Amalia Holst seorang feminis dan pendidik Jerman abad 18 mengkritik bahwa gerakan progresif ini masih mengabaikan secara sistematis kebutuhan dan hak perempuan dalam pendidikan. Menurut Holst dalam bukunya On the Vocation of Woman to Higher Intellectual Education, meskipun ada gerakan progresif dalam pendidikan, perempuan tetap tidak menjadi bagian di dalamnya.
Baca Juga: Ingat Pesan Kartini: Buka Akses Pendidikan Perempuan
Holst mengkritik pernyataan sekolah Philanthropin yang didirikan Basedow bahwa Panggilan seorang perempuan adalah menjadi seorang istri, seorang ibu, dan seorang ibu rumah tangga. Perempuan dituntut pula untuk menjadi seorang istri yang “murni”, seorang ibu yang “sempurna”, dan seorang ibu rumah tangga yang “bijaksana”.
Untuk tujuan itulah anak perempuan harus belajar. Segala sesuatu yang tidak berkontribusi pada “panggilannya” harus menjauh darinya. Ini memperkuat stereotip gender yang membatasi perempuan hanya pada ranah domestik dan menghilangkan kesempatan mereka untuk berkembang secara intelektual.
Dalam kritiknya, Holst menegaskan bahwa kemajuan pendidikan harus melibatkan kesetaraan gender agar perempuan bisa berkontribusi secara penuh dalam masyarakat. Bukan hanya sebagai pelengkap peran tradisional. Sejalan dengan Amalia Holst, seabad kemudian, Kartini di Indonesia juga mengkritik anggapan bahwa perempuan hanya layak berada di ranah domestik dan tidak perlu berpendidikan tinggi.

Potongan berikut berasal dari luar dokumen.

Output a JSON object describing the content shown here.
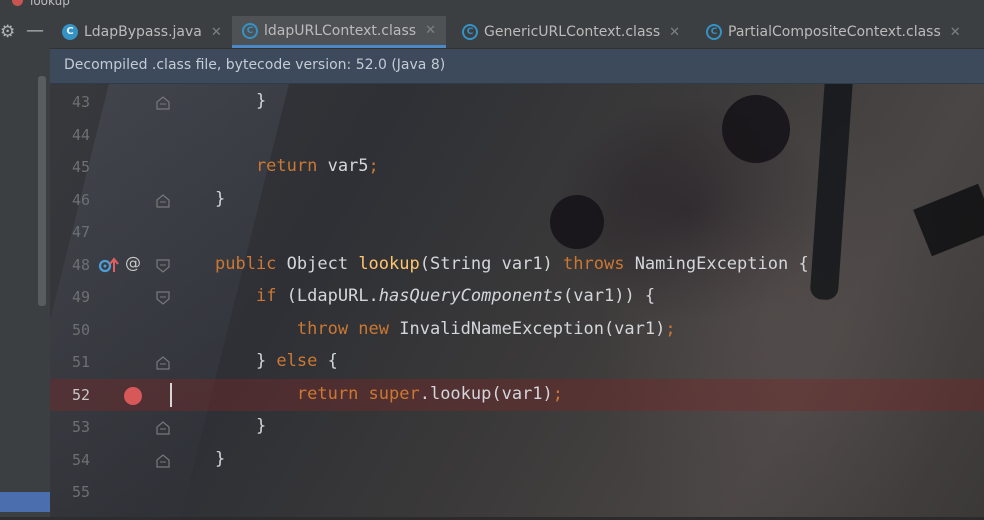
{
  "window": {
    "title": "lookup"
  },
  "tabs": [
    {
      "label": "LdapBypass.java",
      "kind": "java",
      "icon": "java-class-icon"
    },
    {
      "label": "ldapURLContext.class",
      "kind": "class",
      "icon": "compiled-class-icon",
      "active": true
    },
    {
      "label": "GenericURLContext.class",
      "kind": "class",
      "icon": "compiled-class-icon"
    },
    {
      "label": "PartialCompositeContext.class",
      "kind": "class",
      "icon": "compiled-class-icon"
    }
  ],
  "infobar": {
    "text": "Decompiled .class file, bytecode version: 52.0 (Java 8)"
  },
  "editor": {
    "current_line": 52,
    "breakpoint_line": 52,
    "lines": [
      {
        "num": "43",
        "tokens": [
          [
            "plain",
            "    }"
          ]
        ]
      },
      {
        "num": "44",
        "tokens": []
      },
      {
        "num": "45",
        "tokens": [
          [
            "kw",
            "    return "
          ],
          [
            "plain",
            "var5"
          ],
          [
            "semi",
            ";"
          ]
        ]
      },
      {
        "num": "46",
        "tokens": [
          [
            "plain",
            "}"
          ]
        ]
      },
      {
        "num": "47",
        "tokens": []
      },
      {
        "num": "48",
        "tokens": [
          [
            "kw",
            "public "
          ],
          [
            "plain",
            "Object "
          ],
          [
            "fn",
            "lookup"
          ],
          [
            "plain",
            "(String var1) "
          ],
          [
            "kw",
            "throws "
          ],
          [
            "plain",
            "NamingException {"
          ]
        ]
      },
      {
        "num": "49",
        "tokens": [
          [
            "plain",
            "    "
          ],
          [
            "kw",
            "if "
          ],
          [
            "plain",
            "(LdapURL."
          ],
          [
            "it",
            "hasQueryComponents"
          ],
          [
            "plain",
            "(var1)) {"
          ]
        ]
      },
      {
        "num": "50",
        "tokens": [
          [
            "plain",
            "        "
          ],
          [
            "kw",
            "throw new "
          ],
          [
            "plain",
            "InvalidNameException(var1)"
          ],
          [
            "semi",
            ";"
          ]
        ]
      },
      {
        "num": "51",
        "tokens": [
          [
            "plain",
            "    } "
          ],
          [
            "kw",
            "else "
          ],
          [
            "plain",
            "{"
          ]
        ]
      },
      {
        "num": "52",
        "tokens": [
          [
            "plain",
            "        "
          ],
          [
            "kw",
            "return super"
          ],
          [
            "plain",
            ".lookup(var1)"
          ],
          [
            "semi",
            ";"
          ]
        ]
      },
      {
        "num": "53",
        "tokens": [
          [
            "plain",
            "    }"
          ]
        ]
      },
      {
        "num": "54",
        "tokens": [
          [
            "plain",
            "}"
          ]
        ]
      },
      {
        "num": "55",
        "tokens": []
      }
    ]
  },
  "colors": {
    "keyword": "#cc7832",
    "method": "#ffc66d",
    "breakpoint": "#d65858",
    "accent": "#4a88c7"
  }
}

Libatkan Anak Muda dan Perempuan yang Dipinggirkan
Anak-anak dari latar belakang miskin, dari desa, mereka bukan hanya perlu akses kuliah. Mereka juga harus dilibatkan dalam pengambilan keputusan, termasuk soal kebijakan pendidikan. Bukan sebagai tokenisme, tapi sebagai orang yang paham langsung situasi di lapangan.
Dalam Pedagogy of the Oppressed, Paulo Freire menulis “Siapa yang lebih siap daripada yang tertindas untuk memahami makna mengerikan dari masyarakat yang menindas? Siapa yang menderita akibat penindasan lebih dari mereka yang tertindas?”
Freire menekankan bahwa mereka yang mengalami langsung ketidakadilan justru memiliki pemahaman yang paling tajam tentang apa yang perlu diubah. Mereka tidak akan terbebas hanya dengan belas kasihan, melainkan melalui kesadaran kritis dan perjuangan aktif mereka sendiri. Maka, keterlibatan anak-anak terlebih perempuan dari latar miskin, dari wilayah terpinggirkan, bukanlah tambahan simbolik, melainkan kunci bagi lahirnya kebijakan yang benar-benar berpihak pada rakyat.
Mereka yang harus pilih antara beli pulsa atau makan, yang belajar sambil lapar, yang kerja dari pagi sampai malam, adalah mereka yang tahu betapa tidak adilnya sistem ini. Dan karena itu, suara mereka penting. Tanpa mereka, kebijakan pendidikan akan terus dibuat oleh orang-orang yang tak pernah tahu rasanya belajar dalam keterbatasan.